A prescription for smiles

A prescription for smiles

UF, Alachua County Health Department working to improve oral health in county

By Karen Rhodenizer and Meredith Rutland

Kevin Gaines, a third-grader at Rawlings Elementary, has his teeth examined by dentist Sharon Cooper./Photo by Maria Belen Farias

Scott Tomar, D.M.D., Dr.P.H, slaps on his gloves and smiles at the chest-high boy walking toward him.

“Isaiah, have you been to a dentist before?” Tomar asked.

The third-grader shook his head to say he hadn’t.

“Well, this is going to be real easy today,” Tomar said.

Isaiah Ellis, an 8-year-old M.K. Rawlings Elementary School student, opened his mouth and Tomar looked from tooth to tooth, using a quarter-sized mirror to investigate. When the dental screening was over, Tomar gave Isaiah the mirror to keep and told him he could get a goody bag from an open box.

Isaiah was one of 1,800 children to get screened by UF dentists throughout September and October during a countywide oral health screening of 22 elementary schools.

Oral health problems consistently rank among the most unmet health needs in the nation, and in Florida, that need is higher than most states. Florida was one of just three states that received an ‘F’ grade on two consecutive Oral Health Report Cards issued by the Pew Center on the States.

The screening project in elementary schools is just one of the ways the Alachua County Oral Health Coalition is already working to improve oral health in Alachua County. The coalition’s template for change could eventually help other counties in Florida, as well.

The coalition’s Oral Health Plan report, issued in January, includes data on the oral health status of third-graders in every county public school, a first for any county in Florida.

“One of the reasons Florida received an ‘F’ grade is because of a lack of an oral health surveillance system in the state. Surveillance is just the first step in a public health approach to assessing, planning, and evaluating policies and programs to improve the oral health of our communities,” said Scott Tomar, D.M.D., Dr.P.H., who is a public health dentist and an oral epidemiologist at the University of Florida.

Tomar, who chairs the coalition, says the screenings revealed some troubling information.

“More than 40 percent of the third-grade children had untreated cavities and nearly one in five had an urgent need for dental care due to oral pain or a clinical sign of infection,” Tomar said, “For children, oral pain contributes to missed school days and poor performance in school, and can create long-term issues with overall health for children and adults.”

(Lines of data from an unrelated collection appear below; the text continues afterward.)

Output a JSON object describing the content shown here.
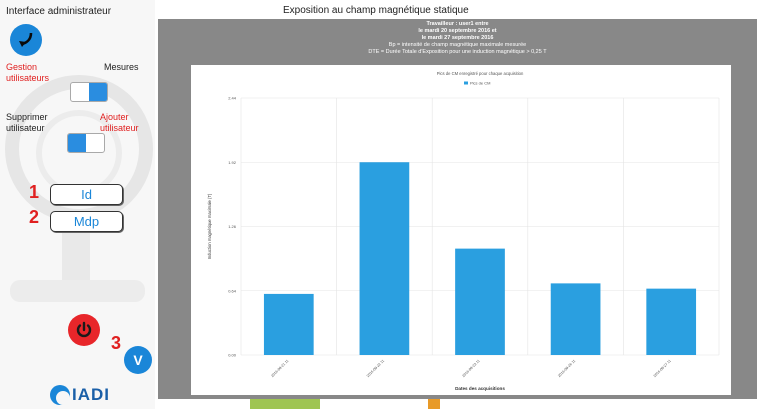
{
  "admin": {
    "title": "Interface administrateur",
    "gestion_line1": "Gestion",
    "gestion_line2": "utilisateurs",
    "mesures": "Mesures",
    "supprimer_line1": "Supprimer",
    "supprimer_line2": "utilisateur",
    "ajouter_line1": "Ajouter",
    "ajouter_line2": "utilisateur",
    "num1": "1",
    "num2": "2",
    "num3": "3",
    "id_label": "Id",
    "mdp_label": "Mdp",
    "validate_label": "V",
    "logo_text": "IADI"
  },
  "panel": {
    "title": "Exposition au champ magnétique statique",
    "line1": "Travailleur : user1 entre",
    "line2": "le mardi 20 septembre 2016 et",
    "line3": "le mardi 27 septembre 2016",
    "line4": "Bp = intensité de champ magnétique maximale mesurée",
    "line5": "DTE = Durée Totale d'Exposition pour une induction magnétique > 0,25 T"
  },
  "colors": {
    "accent": "#1a86d8",
    "danger": "#e8262a",
    "bar": "#2a9fe0",
    "panel_gray": "#888888"
  },
  "chart_data": {
    "type": "bar",
    "title": "Pics de CM enregistré pour chaque acquisition",
    "legend": "Pics de CM",
    "xlabel": "Dates des acquisitions",
    "ylabel": "Induction magnétique maximale (T)",
    "categories": [
      "2016-09-21 11",
      "2016-09-22 11",
      "2016-09-23 11",
      "2016-09-26 11",
      "2016-09-27 11"
    ],
    "values": [
      0.58,
      1.83,
      1.01,
      0.68,
      0.63
    ],
    "yticks": [
      "0.00",
      "0.64",
      "1.26",
      "1.92",
      "2.44"
    ],
    "ylim": [
      0,
      2.44
    ],
    "grid": true,
    "legend_position": "top-center"
  }
}
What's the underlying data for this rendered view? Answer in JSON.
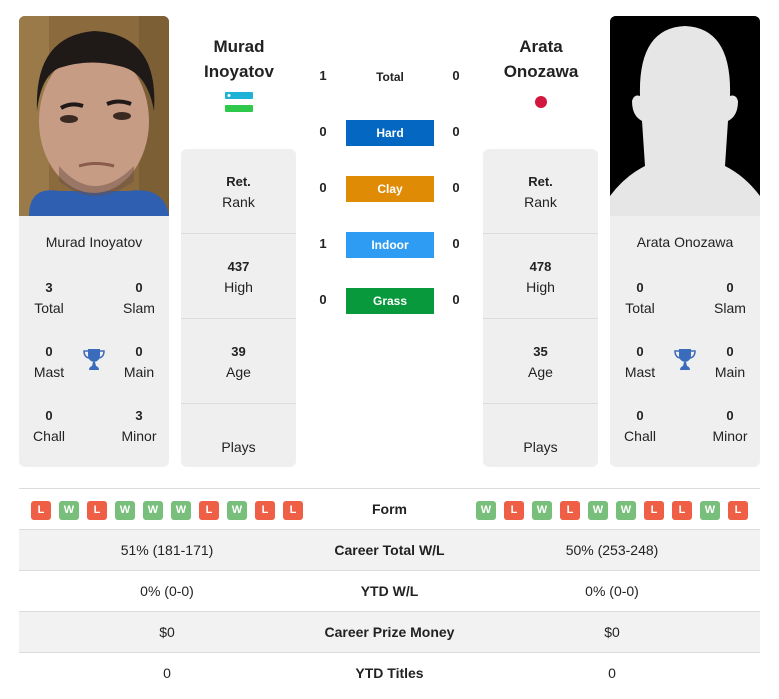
{
  "colors": {
    "hard": "#0468c2",
    "clay": "#e08b06",
    "indoor": "#2e9cf2",
    "grass": "#07993b",
    "win": "#79bf7c",
    "loss": "#ee5f46",
    "trophy": "#3a6cbb"
  },
  "player1": {
    "name_line1": "Murad",
    "name_line2": "Inoyatov",
    "full_name": "Murad Inoyatov",
    "flag": "uzbekistan-flag",
    "titles": {
      "total": {
        "value": "3",
        "label": "Total"
      },
      "slam": {
        "value": "0",
        "label": "Slam"
      },
      "mast": {
        "value": "0",
        "label": "Mast"
      },
      "main": {
        "value": "0",
        "label": "Main"
      },
      "chall": {
        "value": "0",
        "label": "Chall"
      },
      "minor": {
        "value": "3",
        "label": "Minor"
      }
    },
    "rank": {
      "value": "Ret.",
      "label": "Rank"
    },
    "high": {
      "value": "437",
      "label": "High"
    },
    "age": {
      "value": "39",
      "label": "Age"
    },
    "plays": {
      "label": "Plays"
    },
    "form": [
      "L",
      "W",
      "L",
      "W",
      "W",
      "W",
      "L",
      "W",
      "L",
      "L"
    ],
    "career_wl": "51% (181-171)",
    "ytd_wl": "0% (0-0)",
    "prize": "$0",
    "ytd_titles": "0"
  },
  "player2": {
    "name_line1": "Arata",
    "name_line2": "Onozawa",
    "full_name": "Arata Onozawa",
    "flag": "japan-flag",
    "titles": {
      "total": {
        "value": "0",
        "label": "Total"
      },
      "slam": {
        "value": "0",
        "label": "Slam"
      },
      "mast": {
        "value": "0",
        "label": "Mast"
      },
      "main": {
        "value": "0",
        "label": "Main"
      },
      "chall": {
        "value": "0",
        "label": "Chall"
      },
      "minor": {
        "value": "0",
        "label": "Minor"
      }
    },
    "rank": {
      "value": "Ret.",
      "label": "Rank"
    },
    "high": {
      "value": "478",
      "label": "High"
    },
    "age": {
      "value": "35",
      "label": "Age"
    },
    "plays": {
      "label": "Plays"
    },
    "form": [
      "W",
      "L",
      "W",
      "L",
      "W",
      "W",
      "L",
      "L",
      "W",
      "L"
    ],
    "career_wl": "50% (253-248)",
    "ytd_wl": "0% (0-0)",
    "prize": "$0",
    "ytd_titles": "0"
  },
  "h2h": [
    {
      "label": "Total",
      "left": "1",
      "right": "0"
    },
    {
      "label": "Hard",
      "left": "0",
      "right": "0"
    },
    {
      "label": "Clay",
      "left": "0",
      "right": "0"
    },
    {
      "label": "Indoor",
      "left": "1",
      "right": "0"
    },
    {
      "label": "Grass",
      "left": "0",
      "right": "0"
    }
  ],
  "table_labels": {
    "form": "Form",
    "career_wl": "Career Total W/L",
    "ytd_wl": "YTD W/L",
    "prize": "Career Prize Money",
    "ytd_titles": "YTD Titles"
  }
}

Low-income families can have a difficult time finding dentists who accept Medicaid, a problem caused by Florida’s extremely low Medicaid reimbursement rates for dental care. An analysis of Medicaid claims data shows that only about one-fourth of children receive dental care. Because of this, patients often wait until the pain is overwhelming and end up in an emergency room. Dental problems resulted in more than $2.5 million in avoidable emergency room charges in 2010 in Alachua County.

The coalition includes representatives from the Alachua County Health Department and the UF College of Dentistry. College of Dentistry faculty members, volunteer dentists, and supervised third- and fourth-year dental students performed the screenings. The DentaQuest Foundation funded the project.

In 2012, the coalition will work to increase access to oral health services, implementing prevention programs and targeting messages for at-risk populations and continuing oral health surveillance.

UF dentists plan to revisit the schools next year to keep track of students and apply sealants to their teeth, Tomar said.

“We’re committed for the long haul,” he said.